Latest revision as of 05:46, 23 September 2011


DFT ( Discrete Fourier Transform )

The Discrete Time Fourier Tranform is a good way to analyze discrete time signals in the frequency domain in theory, but in application the infinite range of time and frequency in the conversion formulas can make analysis difficult, especially on the computer. The Discrete Fourier Transform is very similar to the DFT, but uses a finite time signal, allowing its formulas to be finite sums which a computer can easily calculate. Signals must be discrete and time-limited (or truncated) for use with the DFT. A discrete periodic signal can be used when only one period of the signal is analyzed. The DFT of a signal will be discrete and have a finite duration.


Definition

DFT

  • $ X[k] = \sum_{n=0}^{N-1}{x[n]e^{-j \frac{2{\pi}}{N}kn}}, \mbox{ }k = 0, 1, 2, ..., N-1 $

Inverse DFT (IDFT)

  • $ x[n] = \frac{1}{N}\sum_{k=0}^{N-1}{X(k)e^{j \frac{2{\pi}}{N}kn}}, \mbox{ }n = 0, 1, 2, ..., N-1 $


Properties

Linearity

For all $ a,b $ in the complex plane, and all $ x_1[n],x_2[n] $ with the same period N

$ ax_1[n] + bx_2[n] \longleftrightarrow aX_1[k] + bX_2[k] $


Time-Shifting

For all $ n_0 $ , and all x[n] with period N

$ x[n - n_0] \longleftrightarrow X[k]e^{-j \frac{2{\pi}}{N} n_0 k} $


Modulation

$ x[n]e^{j \frac{2 \pi}{N}k_0n} \longleftrightarrow X[k-k_0] $


Duality

$ X[n] \longleftrightarrow Nx[-k] $, where X[n] is the DFT of a DFT


Parseval's Relation

$ \sum_{n=0}^{N-1} |x[n]|^2 = \frac{1}{N} \sum_{k=0}^{N-1} |X[k]|^2 $


Initial Value

$ \sum_{n=0}^{N-1} x[n] = X[0] $


Periodicity

$ X[k + N] = X[k] $ for all k. X[k] is periodic with the same period N as x[n].


Relation to DTFT

$ X[k] = Y(k \frac{ 2 \pi}{N}) $ where Y(w) is the DTFT of signal $ y[n] = \left\{ \begin{array}{c l} x[n] & n=0,...,N-1 \\ 0 & \mbox{ else} \end{array} \right. $


Important DFT Pairs

  • $ x[n] = \delta [n],\mbox{ }0 \le n < N \longleftrightarrow X[k] = 1,\mbox{ } 0 \le k < N $ both repeat with period N
  • $ x[n] = 1,\mbox{ } 0 \le n < N \longleftrightarrow X[k] = N \delta [n],\mbox{ } 0 \le k < N $ both repeat with period N
  • $ x[n] = e^{j2 \pi k_0n}, \mbox{ }0 \le n < N \longleftrightarrow X[k] = N \delta [k-k_0],\mbox{ } 0 \le k < N $ both repeat with period N
  • $ x[n] = cos( \frac{2 \pi}{N} k_0n) \longleftrightarrow \frac{N}{2}(\delta [k-k_0] + \delta[k-(N-k_0)],\mbox{ } 0 \le k < N $ both repeat with period N



Spectral Analysis via DFT

There are two sources of inaccuracies in the spectral analysis of a DFT signal. These are leakage, which is caused by signal truncation, and the picket fence effect, which is caused by frequency sampling.

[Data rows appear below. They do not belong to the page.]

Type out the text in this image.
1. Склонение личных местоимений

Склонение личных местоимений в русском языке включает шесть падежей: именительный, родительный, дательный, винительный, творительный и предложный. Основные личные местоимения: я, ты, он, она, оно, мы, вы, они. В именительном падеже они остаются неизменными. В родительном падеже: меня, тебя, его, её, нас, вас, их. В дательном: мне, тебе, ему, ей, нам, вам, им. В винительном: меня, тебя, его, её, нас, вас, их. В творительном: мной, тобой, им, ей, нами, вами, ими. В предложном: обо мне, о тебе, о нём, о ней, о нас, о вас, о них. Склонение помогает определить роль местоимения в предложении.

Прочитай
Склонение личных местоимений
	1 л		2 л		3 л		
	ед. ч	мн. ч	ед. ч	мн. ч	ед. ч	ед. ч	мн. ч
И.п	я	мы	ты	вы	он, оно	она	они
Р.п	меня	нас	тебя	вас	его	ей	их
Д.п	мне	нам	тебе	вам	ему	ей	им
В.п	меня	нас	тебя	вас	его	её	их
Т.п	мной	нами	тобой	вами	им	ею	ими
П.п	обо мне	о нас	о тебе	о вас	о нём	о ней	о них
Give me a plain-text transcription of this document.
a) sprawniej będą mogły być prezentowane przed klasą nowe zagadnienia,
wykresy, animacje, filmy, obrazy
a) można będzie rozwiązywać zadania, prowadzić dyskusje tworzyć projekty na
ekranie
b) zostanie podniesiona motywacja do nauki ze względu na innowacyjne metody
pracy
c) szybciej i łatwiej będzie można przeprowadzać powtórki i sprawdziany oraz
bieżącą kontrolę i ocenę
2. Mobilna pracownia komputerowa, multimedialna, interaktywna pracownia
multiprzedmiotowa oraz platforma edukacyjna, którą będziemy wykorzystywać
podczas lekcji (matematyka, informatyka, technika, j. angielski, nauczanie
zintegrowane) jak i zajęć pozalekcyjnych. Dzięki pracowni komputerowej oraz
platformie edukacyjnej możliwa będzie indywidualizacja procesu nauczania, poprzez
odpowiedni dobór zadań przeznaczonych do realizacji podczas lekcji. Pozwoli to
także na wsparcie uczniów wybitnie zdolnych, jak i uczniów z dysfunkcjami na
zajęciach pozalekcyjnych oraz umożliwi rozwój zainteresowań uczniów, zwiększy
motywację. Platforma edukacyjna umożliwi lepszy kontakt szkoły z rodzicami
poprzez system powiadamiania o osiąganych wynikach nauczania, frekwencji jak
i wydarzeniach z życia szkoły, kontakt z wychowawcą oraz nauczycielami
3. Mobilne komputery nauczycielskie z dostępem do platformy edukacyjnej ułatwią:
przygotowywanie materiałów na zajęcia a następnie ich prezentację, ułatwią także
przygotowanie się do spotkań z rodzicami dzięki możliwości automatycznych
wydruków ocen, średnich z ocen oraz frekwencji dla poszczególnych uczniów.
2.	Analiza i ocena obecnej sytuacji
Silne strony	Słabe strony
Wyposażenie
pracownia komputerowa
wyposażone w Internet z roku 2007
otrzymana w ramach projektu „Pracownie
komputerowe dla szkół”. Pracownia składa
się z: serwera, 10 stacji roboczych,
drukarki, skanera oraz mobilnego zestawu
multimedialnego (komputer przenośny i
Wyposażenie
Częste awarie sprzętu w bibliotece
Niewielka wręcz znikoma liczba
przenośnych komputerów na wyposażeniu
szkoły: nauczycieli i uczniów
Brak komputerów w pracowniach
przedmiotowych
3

Leakage is caused by the convolution by the DTFT of a window function, which is a sinc. This causes copies of the original spectrum with decreasing amplitude to be placed next to the original spectrum. A graphic analysis of this can be seen in Some material for the lecture on DFT (re:leakage effect).

The picket fence effect is caused by samples of a signal not necessarily occurring at important points, such as local maximums and minimums. Only the points that are sampled are available for data, which can cause some problems and inaccuracies.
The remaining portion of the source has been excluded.